THE ROUNDED WINDOWS OF THE CASHIER'S BOX caught my eye. CAISSE, the tarnished brass letters read. Inside, hunched over the cash register, raising with each keystroke a torrent of ringing mechanical bells, was the gnome from my youth, from the day I purchased Manet's
Ham.
He raised his head and I looked quickly away.
“All the big auctions happen upstairs,” I said, tugging Ellie by the strap of her handbag.
“No bidding,” she said, and slapped my hand.
“Ça va,”
I said.
Room Six was choked full of bodies in suits. Even in the hallway, we could feel the heat from inside.
“Good God,” Ellie said. “We can't go in there.”

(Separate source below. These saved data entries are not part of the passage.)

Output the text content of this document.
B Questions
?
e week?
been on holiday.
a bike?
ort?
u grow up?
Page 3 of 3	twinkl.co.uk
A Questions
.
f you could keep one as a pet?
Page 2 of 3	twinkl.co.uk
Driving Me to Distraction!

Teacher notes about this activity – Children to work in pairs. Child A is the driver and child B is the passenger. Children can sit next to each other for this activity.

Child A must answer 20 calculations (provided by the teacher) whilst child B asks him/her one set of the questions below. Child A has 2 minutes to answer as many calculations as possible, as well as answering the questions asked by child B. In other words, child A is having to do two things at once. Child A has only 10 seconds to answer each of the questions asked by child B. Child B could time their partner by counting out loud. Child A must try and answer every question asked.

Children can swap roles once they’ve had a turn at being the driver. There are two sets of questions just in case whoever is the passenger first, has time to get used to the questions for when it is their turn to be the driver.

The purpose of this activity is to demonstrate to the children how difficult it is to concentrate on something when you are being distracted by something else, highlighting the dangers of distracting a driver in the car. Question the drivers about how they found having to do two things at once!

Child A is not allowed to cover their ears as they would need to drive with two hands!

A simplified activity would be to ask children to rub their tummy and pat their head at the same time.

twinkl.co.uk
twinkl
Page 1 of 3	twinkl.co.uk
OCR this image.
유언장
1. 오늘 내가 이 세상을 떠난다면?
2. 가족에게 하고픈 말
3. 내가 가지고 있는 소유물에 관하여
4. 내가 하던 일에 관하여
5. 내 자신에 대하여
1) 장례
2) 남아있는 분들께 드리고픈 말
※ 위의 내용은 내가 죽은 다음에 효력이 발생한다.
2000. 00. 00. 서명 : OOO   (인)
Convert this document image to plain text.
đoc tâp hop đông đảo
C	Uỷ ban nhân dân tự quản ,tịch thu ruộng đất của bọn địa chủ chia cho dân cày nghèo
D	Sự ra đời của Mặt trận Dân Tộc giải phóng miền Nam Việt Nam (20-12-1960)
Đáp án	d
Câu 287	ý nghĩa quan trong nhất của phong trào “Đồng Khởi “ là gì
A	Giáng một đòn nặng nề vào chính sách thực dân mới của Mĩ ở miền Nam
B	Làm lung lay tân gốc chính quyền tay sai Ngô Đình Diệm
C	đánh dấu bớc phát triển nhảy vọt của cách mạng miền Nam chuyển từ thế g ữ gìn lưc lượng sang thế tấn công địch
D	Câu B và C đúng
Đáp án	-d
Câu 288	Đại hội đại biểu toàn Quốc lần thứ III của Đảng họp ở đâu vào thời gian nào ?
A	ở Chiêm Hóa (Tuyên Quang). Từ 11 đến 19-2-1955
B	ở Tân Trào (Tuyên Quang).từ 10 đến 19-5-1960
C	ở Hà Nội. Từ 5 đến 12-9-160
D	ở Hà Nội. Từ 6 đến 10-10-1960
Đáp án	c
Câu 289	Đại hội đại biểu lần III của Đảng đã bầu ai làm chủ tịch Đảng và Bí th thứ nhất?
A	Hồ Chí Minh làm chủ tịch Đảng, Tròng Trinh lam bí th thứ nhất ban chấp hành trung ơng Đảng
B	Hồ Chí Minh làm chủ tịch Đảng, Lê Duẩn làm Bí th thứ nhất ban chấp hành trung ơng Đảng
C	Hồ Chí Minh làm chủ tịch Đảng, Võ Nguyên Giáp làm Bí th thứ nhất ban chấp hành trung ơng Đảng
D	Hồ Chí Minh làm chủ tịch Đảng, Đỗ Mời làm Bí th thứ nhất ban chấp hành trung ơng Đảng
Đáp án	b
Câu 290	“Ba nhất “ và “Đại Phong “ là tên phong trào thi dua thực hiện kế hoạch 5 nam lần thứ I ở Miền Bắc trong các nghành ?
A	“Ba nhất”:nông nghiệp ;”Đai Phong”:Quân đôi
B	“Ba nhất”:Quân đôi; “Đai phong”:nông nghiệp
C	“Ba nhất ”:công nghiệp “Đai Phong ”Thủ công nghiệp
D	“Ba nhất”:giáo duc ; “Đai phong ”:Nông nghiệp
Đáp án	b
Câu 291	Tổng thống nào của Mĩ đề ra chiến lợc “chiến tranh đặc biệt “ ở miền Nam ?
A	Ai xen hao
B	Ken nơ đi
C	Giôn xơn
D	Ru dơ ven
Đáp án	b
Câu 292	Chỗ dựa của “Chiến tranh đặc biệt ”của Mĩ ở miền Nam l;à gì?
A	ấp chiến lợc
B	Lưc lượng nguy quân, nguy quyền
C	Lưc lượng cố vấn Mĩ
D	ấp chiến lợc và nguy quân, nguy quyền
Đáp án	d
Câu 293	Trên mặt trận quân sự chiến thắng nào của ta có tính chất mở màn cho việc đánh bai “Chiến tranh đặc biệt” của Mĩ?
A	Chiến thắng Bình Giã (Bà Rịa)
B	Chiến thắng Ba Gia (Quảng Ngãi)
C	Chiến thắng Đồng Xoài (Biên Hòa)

“Come on,” I said. “It's always like this.” She made a face and disappeared between the broad shoulders of two men. Her hand reappeared and grabbed my sleeve.
“Mon mari,”
she said, in her broad American accent, and smiled at the unhappy men, who parted to let me through. Ellie looked around the room, searching for a seat. “Everyone has a catalog,” she said. “Why didn't you get one?”
“If I'm not allowed to buy, what's the use?” I whispered.
“I wish I had a catalog. Or at least a seat.” She smiled, announced,
“Je vais défaillir,”
and accepted a young man's chair, surrendered with a sigh. Now nearly everyone seated was female. We were separated by sex, as if Drouot's were an old-world synagogue.
The men stood pressed against each other, arms bent close and awkward, pale auction paddles flattened to their lapels. The heat settled around me like a bath. A Vlaminck sketch sold for 100,000 francs. Then an ugly Picasso vase went for half a million.
To the gentleman on my right, I said,
“‘Très bon marché”
—the prices were startlingly reasonable, even cheap. He smiled and touched his brow.